Finalement je m’en fous pas mal de ses trikinis, de ses tifs et de sa mode en général : moi, j’enfile mon vieux bikini marron à cordons bleu turquoise et je pars pour Cuba !

 ***

Je suis maintenant sur l’îlot de Cayo Largo. Le ciel est d’un bleu pâle que rehaussent de petits nuages blancs étincelants. Il ne sont en rien menaçants : ils ne sont que de simples figurants dont la présence augmente la profondeur du ciel.

Sur la plage, deux goélands se disputent un crabe mort avec une bande de mouettes hystériques. Ils sont tout près de moi mais leurs cris me parviennent étouffés. A cause de la brise, sans doute, et de Love Unlimited, les Chœurs de Barry White qui crient dans mes oreilles « I’m so glad that I’m a woman ». Sûrement …

Allongée sur le ventre, je sirote un cocktail aux reflets orange et rose, juste au bord de l’eau. Des milliers de saveurs se révèlent au contact de mes papilles tandis que la fraîcheur du nectar s’écoule dans ma gorge : fraie, orange, citron, mangue … Que de souvenirs !
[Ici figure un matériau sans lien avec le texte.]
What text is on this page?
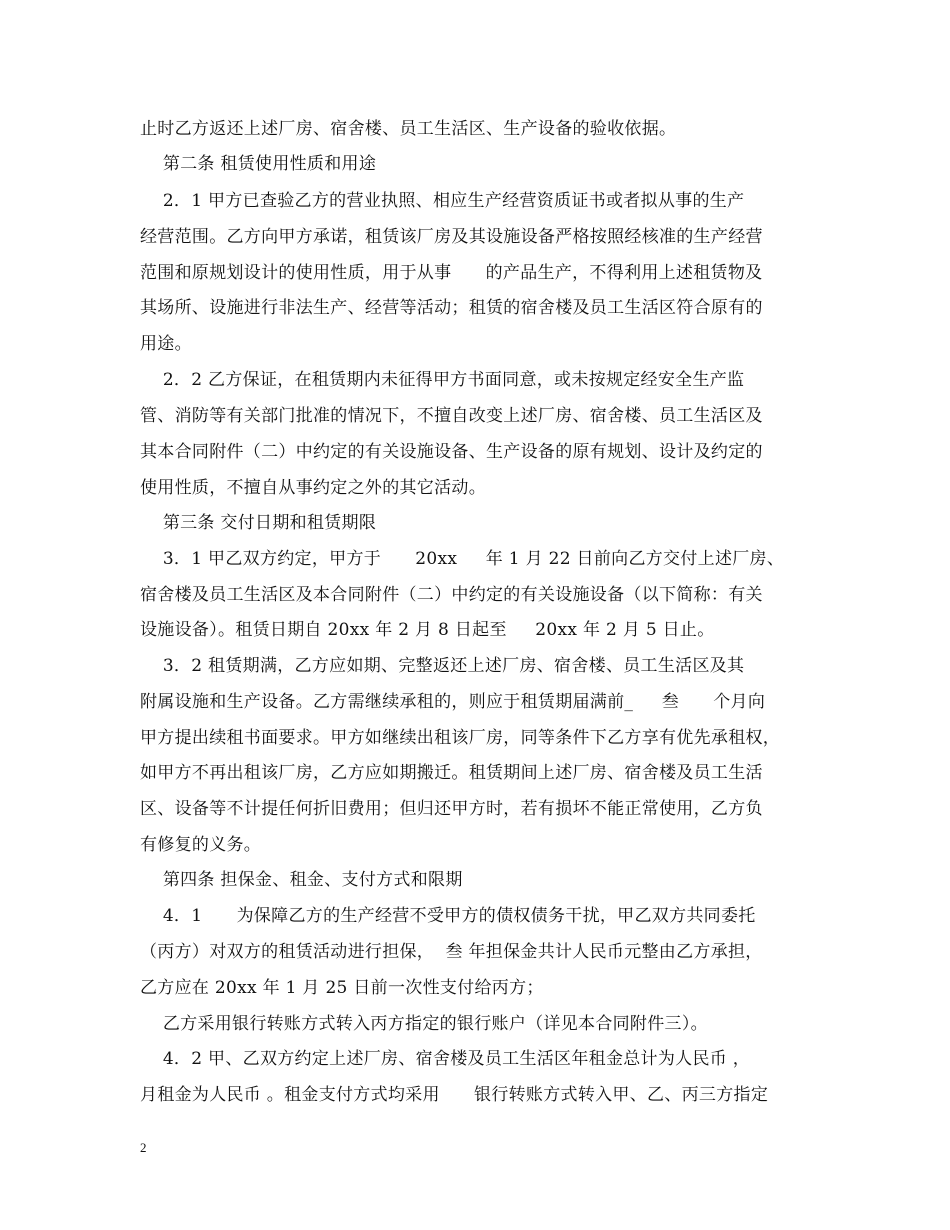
止时乙方返还上述厂房、宿舍楼、员工生活区、生产设备的验收依据。
第二条 租赁使用性质和用途
2．1 甲方已查验乙方的营业执照、相应生产经营资质证书或者拟从事的生产
经营范围。乙方向甲方承诺，租赁该厂房及其设施设备严格按照经核准的生产经营
范围和原规划设计的使用性质，用于从事      的产品生产，不得利用上述租赁物及
其场所、设施进行非法生产、经营等活动；租赁的宿舍楼及员工生活区符合原有的
用途。
2．2 乙方保证，在租赁期内未征得甲方书面同意，或未按规定经安全生产监
管、消防等有关部门批准的情况下，不擅自改变上述厂房、宿舍楼、员工生活区及
其本合同附件（二）中约定的有关设施设备、生产设备的原有规划、设计及约定的
使用性质，不擅自从事约定之外的其它活动。
第三条 交付日期和租赁期限
3．1 甲乙双方约定，甲方于      20xx     年 1 月 22 日前向乙方交付上述厂房、
宿舍楼及员工生活区及本合同附件（二）中约定的有关设施设备（以下简称：有关
设施设备）。租赁日期自 20xx 年 2 月 8 日起至     20xx 年 2 月 5 日止。
3．2 租赁期满，乙方应如期、完整返还上述厂房、宿舍楼、员工生活区及其
附属设施和生产设备。乙方需继续承租的，则应于租赁期届满前_     叁      个月向
甲方提出续租书面要求。甲方如继续出租该厂房，同等条件下乙方享有优先承租权，
如甲方不再出租该厂房，乙方应如期搬迁。租赁期间上述厂房、宿舍楼及员工生活
区、设备等不计提任何折旧费用；但归还甲方时，若有损坏不能正常使用，乙方负
有修复的义务。
第四条 担保金、租金、支付方式和限期
4．1      为保障乙方的生产经营不受甲方的债权债务干扰，甲乙双方共同委托
（丙方）对双方的租赁活动进行担保，  叁 年担保金共计人民币元整由乙方承担，
乙方应在 20xx 年 1 月 25 日前一次性支付给丙方；
乙方采用银行转账方式转入丙方指定的银行账户（详见本合同附件三）。
4．2 甲、乙双方约定上述厂房、宿舍楼及员工生活区年租金总计为人民币 ，
月租金为人民币 。租金支付方式均采用      银行转账方式转入甲、乙、丙三方指定
2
L’alcool me monte immédiatement à la tête – tellement longtemps que j’ai pas bu ! – pour raviver dans mon cerveau le souvenir des premières sensations d’ébriété. Pas les premières cuites, celles-là je les ai vomies depuis longtemps et elles sont bien là où je les ai laissées : dans la rigole d’un caniveau. Ce qui me revient, fort heureusement, c’est ce doux mélange de torpeur et de toute-puissance …

I can hear my Daddy saying

It’s a big, big world out there ...

Les vagues sont si légères et régulières à cet endroit de l’île qu’elles ne remontent jamais plus loin que le haut de mes cuisses. Je tapote l’eau avec mes pieds tandis que, tout autour de moi, des millions de bulles de Champagne explosent sur le sable blanc lorsque les flots refluent.

Ma langue joue comme à son habitude avec le seul bijou qui ne me quitte jamais : un pendentif de chez Cartier. Deux cœurs enlacés en or gris, l’un étant serti de vingt-cinq petits diamants. Une pièce unique, un souvenir de jeunesse dont je ne me séparerais pour rien au monde.

I’m so glad that I’m a woman

And I know I wouldn’t trade

I know I got it made …

A travers la fumée blanche de mon joint, je m’amuse à observer la bataille que se livrent les volatiles. Tandis que les goélands tentent d’éventrer la carapace du crabe à grands coups de bec, les mouettes essayent par tous les moyens de leur ravir leur proie, qui n’est déjà pas bien grosse pour les deux compères. Certaines optent pour le vol en piqué, d’autres essayent plutôt de frôler le sable blanc pour privilégier l’effet de surprise. Invariablement, le bec jaune des goélands claque, sans jamais les atteindre, à quelques centimètres – millimètres ? – des mouettes, créatures plus petites qu’eux mais ô combien plus rapides.

Clac ! Clac ! auxquels répondent les Oaaahhh ! Oaaahhh ! des mouettes.

 

Finalement, face à la résistance des goélands, les mouettes renoncent et la fumée de mon joint les enveloppe tandis qu’elles s’envolent en quête d’une pitance plus facile à dérober.

Bien que je les voie s’éloigner, leurs cris restent présents. Plus puissants même. Ils couvrent maintenant les Chœurs de mon Barry d’amour.

Oaaahhh ! Oaaahhh ! Oaaahhh !

Etonnement, ces cris – ces rires ? – ne proviennent plus de la droite, là où sont parties les mouettes, mais de ma gauche !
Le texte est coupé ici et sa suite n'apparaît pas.